French Air Force to use eagles against rogue drones
The French military is preparing a new countermeasure to protect high-profile events from rogue terrorist drones. The answer to the emerging threat is the millennia-old tradition of falconry.
The French Air Force is training a number of eagles to hunt drones, L'Express newspaper reported.
“The eagles could be used in major events like the July 14, G20 meetings or big international conferences like the recent COP 21,” an air force spokesperson told the newspaper.
“In certain situations, when debris could fall onto the crowd below, the drone cannot be shot down. The eagle can intercept the device without causing extra damage.”

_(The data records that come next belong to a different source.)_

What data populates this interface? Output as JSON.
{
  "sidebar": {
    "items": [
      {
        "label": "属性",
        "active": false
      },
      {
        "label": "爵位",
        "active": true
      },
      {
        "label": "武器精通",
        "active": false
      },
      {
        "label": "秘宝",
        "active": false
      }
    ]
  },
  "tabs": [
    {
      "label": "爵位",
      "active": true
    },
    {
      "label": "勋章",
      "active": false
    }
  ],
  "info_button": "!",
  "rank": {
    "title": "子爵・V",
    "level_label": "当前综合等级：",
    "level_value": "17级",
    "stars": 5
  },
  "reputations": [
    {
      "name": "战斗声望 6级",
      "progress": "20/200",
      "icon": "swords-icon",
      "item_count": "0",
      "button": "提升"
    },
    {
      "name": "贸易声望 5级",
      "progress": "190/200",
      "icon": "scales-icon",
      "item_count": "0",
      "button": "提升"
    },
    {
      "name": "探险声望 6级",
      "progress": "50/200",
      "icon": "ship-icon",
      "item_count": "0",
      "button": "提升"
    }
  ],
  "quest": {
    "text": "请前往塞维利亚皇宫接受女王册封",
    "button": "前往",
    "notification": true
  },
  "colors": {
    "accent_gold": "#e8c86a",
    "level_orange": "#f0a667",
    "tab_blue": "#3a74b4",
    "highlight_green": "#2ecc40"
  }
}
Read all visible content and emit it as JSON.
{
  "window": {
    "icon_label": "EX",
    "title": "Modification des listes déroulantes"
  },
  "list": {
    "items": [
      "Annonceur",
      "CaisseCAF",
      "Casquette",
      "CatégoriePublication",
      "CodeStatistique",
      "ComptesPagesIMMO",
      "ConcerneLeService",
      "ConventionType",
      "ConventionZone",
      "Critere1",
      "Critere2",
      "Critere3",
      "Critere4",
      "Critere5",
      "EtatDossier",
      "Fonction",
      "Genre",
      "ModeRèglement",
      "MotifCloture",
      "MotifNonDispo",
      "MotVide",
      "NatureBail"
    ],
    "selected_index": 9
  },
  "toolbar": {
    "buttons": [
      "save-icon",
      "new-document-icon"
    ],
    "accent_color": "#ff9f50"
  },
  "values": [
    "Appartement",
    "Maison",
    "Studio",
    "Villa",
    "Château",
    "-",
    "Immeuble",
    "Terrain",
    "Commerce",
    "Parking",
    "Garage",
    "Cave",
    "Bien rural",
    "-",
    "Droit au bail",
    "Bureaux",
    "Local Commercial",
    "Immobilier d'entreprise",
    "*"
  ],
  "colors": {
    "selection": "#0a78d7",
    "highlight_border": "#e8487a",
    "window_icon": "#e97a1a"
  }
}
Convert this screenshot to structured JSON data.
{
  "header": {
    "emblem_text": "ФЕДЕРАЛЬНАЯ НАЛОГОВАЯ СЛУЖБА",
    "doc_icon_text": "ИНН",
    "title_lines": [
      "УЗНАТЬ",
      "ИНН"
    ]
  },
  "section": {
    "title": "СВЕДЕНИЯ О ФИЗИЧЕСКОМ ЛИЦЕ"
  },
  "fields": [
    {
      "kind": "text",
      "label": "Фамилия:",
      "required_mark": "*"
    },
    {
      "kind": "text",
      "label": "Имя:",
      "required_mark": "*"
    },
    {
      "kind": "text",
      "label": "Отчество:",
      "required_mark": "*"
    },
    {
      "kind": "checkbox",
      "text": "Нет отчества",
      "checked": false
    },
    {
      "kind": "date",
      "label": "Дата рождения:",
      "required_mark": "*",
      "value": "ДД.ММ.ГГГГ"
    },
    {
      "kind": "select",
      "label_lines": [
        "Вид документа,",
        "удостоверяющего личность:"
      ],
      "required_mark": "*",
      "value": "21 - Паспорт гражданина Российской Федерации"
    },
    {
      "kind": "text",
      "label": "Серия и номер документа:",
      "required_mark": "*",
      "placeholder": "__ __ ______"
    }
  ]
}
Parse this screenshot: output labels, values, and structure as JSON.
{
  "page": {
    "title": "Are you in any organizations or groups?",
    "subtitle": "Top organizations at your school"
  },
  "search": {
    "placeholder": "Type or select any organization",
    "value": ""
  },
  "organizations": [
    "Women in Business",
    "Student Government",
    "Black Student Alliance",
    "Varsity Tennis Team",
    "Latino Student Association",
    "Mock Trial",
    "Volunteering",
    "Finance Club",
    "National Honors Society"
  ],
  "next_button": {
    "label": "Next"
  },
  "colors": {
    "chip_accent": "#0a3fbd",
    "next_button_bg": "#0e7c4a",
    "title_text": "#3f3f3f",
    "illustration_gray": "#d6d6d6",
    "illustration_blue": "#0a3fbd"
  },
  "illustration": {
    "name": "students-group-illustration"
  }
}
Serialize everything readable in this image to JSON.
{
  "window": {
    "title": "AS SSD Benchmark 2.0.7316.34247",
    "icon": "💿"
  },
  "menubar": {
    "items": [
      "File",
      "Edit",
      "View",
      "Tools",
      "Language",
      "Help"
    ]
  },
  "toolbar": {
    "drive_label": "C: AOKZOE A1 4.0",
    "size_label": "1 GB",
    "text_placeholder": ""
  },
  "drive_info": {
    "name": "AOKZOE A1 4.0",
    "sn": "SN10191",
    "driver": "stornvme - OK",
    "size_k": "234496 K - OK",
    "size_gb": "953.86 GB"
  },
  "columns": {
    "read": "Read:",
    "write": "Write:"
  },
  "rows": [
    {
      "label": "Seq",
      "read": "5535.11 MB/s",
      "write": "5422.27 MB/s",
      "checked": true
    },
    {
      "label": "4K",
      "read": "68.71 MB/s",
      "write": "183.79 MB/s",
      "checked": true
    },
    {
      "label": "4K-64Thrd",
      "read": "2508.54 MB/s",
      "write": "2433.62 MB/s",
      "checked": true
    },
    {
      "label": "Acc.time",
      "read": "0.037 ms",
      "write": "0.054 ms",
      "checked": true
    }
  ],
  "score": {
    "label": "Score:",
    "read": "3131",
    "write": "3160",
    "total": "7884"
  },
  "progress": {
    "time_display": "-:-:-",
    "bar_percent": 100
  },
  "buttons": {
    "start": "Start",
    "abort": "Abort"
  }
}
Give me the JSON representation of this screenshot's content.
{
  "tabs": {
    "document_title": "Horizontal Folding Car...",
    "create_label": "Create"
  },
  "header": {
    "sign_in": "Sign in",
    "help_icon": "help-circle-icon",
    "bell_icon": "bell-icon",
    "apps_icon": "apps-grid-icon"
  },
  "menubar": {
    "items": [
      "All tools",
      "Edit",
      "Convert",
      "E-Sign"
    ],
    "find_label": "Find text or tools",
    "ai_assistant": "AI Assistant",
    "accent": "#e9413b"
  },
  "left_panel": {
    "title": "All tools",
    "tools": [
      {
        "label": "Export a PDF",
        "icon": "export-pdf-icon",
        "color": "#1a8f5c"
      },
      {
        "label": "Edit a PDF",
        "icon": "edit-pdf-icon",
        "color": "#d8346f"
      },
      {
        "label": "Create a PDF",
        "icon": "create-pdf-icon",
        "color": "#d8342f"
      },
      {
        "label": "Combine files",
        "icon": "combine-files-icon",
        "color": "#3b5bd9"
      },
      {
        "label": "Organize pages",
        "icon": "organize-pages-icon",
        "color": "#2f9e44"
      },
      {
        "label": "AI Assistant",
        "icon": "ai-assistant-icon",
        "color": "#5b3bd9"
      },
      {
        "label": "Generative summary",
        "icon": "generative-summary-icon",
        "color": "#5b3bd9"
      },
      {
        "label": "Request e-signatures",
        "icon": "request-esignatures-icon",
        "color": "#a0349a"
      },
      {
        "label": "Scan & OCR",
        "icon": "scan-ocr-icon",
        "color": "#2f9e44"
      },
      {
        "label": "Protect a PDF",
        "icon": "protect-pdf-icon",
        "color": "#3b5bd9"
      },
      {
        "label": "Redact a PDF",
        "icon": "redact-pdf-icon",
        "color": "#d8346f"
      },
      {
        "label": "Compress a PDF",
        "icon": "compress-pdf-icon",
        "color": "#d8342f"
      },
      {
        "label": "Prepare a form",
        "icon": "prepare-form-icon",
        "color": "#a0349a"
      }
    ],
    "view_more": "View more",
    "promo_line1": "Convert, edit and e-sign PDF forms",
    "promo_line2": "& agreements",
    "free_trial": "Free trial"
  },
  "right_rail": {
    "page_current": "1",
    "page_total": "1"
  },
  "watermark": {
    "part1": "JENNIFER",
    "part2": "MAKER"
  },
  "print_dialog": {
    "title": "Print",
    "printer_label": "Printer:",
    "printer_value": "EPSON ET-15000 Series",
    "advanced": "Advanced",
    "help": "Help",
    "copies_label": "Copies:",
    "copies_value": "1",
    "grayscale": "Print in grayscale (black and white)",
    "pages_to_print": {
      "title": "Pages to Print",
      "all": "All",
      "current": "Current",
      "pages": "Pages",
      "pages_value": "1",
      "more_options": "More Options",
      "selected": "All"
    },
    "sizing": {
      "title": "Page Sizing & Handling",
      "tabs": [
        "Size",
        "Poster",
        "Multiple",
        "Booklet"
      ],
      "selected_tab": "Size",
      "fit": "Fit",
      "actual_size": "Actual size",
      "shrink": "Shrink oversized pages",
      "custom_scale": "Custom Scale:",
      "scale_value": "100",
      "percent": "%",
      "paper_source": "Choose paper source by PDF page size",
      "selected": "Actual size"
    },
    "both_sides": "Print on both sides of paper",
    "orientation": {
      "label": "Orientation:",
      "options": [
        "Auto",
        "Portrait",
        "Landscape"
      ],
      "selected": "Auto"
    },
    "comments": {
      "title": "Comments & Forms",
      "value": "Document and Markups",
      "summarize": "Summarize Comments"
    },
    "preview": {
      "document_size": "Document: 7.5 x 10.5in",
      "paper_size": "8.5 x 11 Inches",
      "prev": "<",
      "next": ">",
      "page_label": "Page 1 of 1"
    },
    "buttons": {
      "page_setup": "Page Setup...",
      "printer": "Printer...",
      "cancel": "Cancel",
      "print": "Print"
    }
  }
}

The program was launched in spring this year, when trainers acquired eagle eggs. The actual training started in summer, when the birds of prey were large enough. The drone-hunters may be ready for deployment in summer next year.
“They have been taught that there is food on the drones, and now when they see one of these devices they intercept. We are training them not just to attack them, but to detect them,” the spokesperson said.
While falconry is far beyond its popularity peak in Europe, birds of prey are currently employed by some airports, where they chase off other birds which might be sucked into an aircraft engine and damage it. They are also used for similar, if less crucial, pest control at landfills and commercial buildings.
The French program follows in the footsteps of a similar effort by the Dutch police.